Iran held an exhibition of its missiles and drones over the weekend that showcased its successes in recent years. The exhibition is supposed to show the successes the Islamic Revolutionary Guard Corps aerial power. The show was open to government leaders and apparently the public, with the regime trying to show off its greatness ahead of the end of an arms embargo. Basically Tehran was saying: Look what we made despite the sanctions.

The exhibit included the Fateh, Zlfiqar, Sajil and Shahab missiles, and others that Fars News called Qadr, Nazeat, Khorramshahr, Emad, Dezful and Ra’ad 500, as well as the older versions of the Scud missile. In all there were 15 Iranian missiles on display.

Mobile launchers were also on display, showing how Iran moves the missiles around and can fire them from multiple locations. One of these locations appeared to be a missile hidden inside a sea container, suggesting this is how Iran moves missiles to Iraq, Syria and Lebanon, and maybe even to Yemen.

The tour included discussions of Iran’s recent launch of the Noor-1 military satellite earlier this year. In addition, a section was devoted to Iran’s accomplishments in drone warfare. The regime visitors, with their starched uniforms, accompanied by some clerics, saw the Ababil family of drones, as well as the Karar UAV, the Saegeh and the Shahed family of drones.

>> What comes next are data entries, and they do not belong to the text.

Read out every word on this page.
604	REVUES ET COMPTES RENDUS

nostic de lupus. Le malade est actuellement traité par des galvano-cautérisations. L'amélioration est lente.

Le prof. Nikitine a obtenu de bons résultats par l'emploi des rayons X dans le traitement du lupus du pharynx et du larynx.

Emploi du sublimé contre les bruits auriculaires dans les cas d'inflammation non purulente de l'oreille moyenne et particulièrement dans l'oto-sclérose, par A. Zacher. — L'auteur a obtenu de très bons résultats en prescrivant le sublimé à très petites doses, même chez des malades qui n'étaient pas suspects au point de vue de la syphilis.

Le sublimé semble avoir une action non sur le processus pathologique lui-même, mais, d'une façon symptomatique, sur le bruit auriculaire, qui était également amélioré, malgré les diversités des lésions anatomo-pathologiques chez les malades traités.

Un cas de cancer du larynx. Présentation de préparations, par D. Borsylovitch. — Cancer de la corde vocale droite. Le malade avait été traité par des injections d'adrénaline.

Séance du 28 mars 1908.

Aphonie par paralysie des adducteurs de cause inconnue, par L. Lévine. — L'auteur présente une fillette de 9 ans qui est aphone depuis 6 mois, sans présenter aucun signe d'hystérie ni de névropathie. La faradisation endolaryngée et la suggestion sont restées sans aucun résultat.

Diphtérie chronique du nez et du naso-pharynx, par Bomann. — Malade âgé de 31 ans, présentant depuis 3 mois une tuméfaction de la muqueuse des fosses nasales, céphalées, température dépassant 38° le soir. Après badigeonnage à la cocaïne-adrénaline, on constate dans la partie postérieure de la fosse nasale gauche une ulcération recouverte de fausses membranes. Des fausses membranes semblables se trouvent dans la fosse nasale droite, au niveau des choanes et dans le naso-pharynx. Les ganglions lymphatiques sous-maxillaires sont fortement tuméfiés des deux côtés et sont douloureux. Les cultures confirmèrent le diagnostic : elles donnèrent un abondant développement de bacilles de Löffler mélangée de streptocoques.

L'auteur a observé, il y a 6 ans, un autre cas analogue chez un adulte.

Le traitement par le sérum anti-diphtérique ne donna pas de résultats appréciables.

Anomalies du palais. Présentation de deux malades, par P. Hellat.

These are Iran’s main drone warfare platforms that have been used successfully in recent years. Iran is now a drone superpower, one of the countries that builds large numbers of drones from the small tactical to large types, as well as kamikaze drones. Iran, China, the US, Israel, Turkey and Russia are among the top builders of drones.

Tehran also showed off new radar units that have an extended range. Radar is important for Iran’s missile and air defense. The highlight of the display was US drones it has captured. Tehran has a captured RQ-170 Sentinel drone, a secretive drone the US was using to spy on the Islamic Republic that it was able to bring down in 2011.
Iran also reconstructed the American RQ-4 Global Hawk that it shot down last year, a drone worth up to $200 million. Iran says it was able to reconstruct it from pieces found in the ocean after it shot the drone down. Tehran also claims it has an Israeli-made Hermes drone that it claimed to have shot down in 2014. Overall the display had 200 drones, most of them indigenously made.

The display shows that Iran believes it can field a state-of-the-art drone and missile army, backed by 3rd Khordad air defenses and a variety of cruise missiles. The country is clearly making a pitch to show that it is one of the global powers in weapons production, growing far beyond the reverse engineering of Russian, Chinese or North Korean ordnance.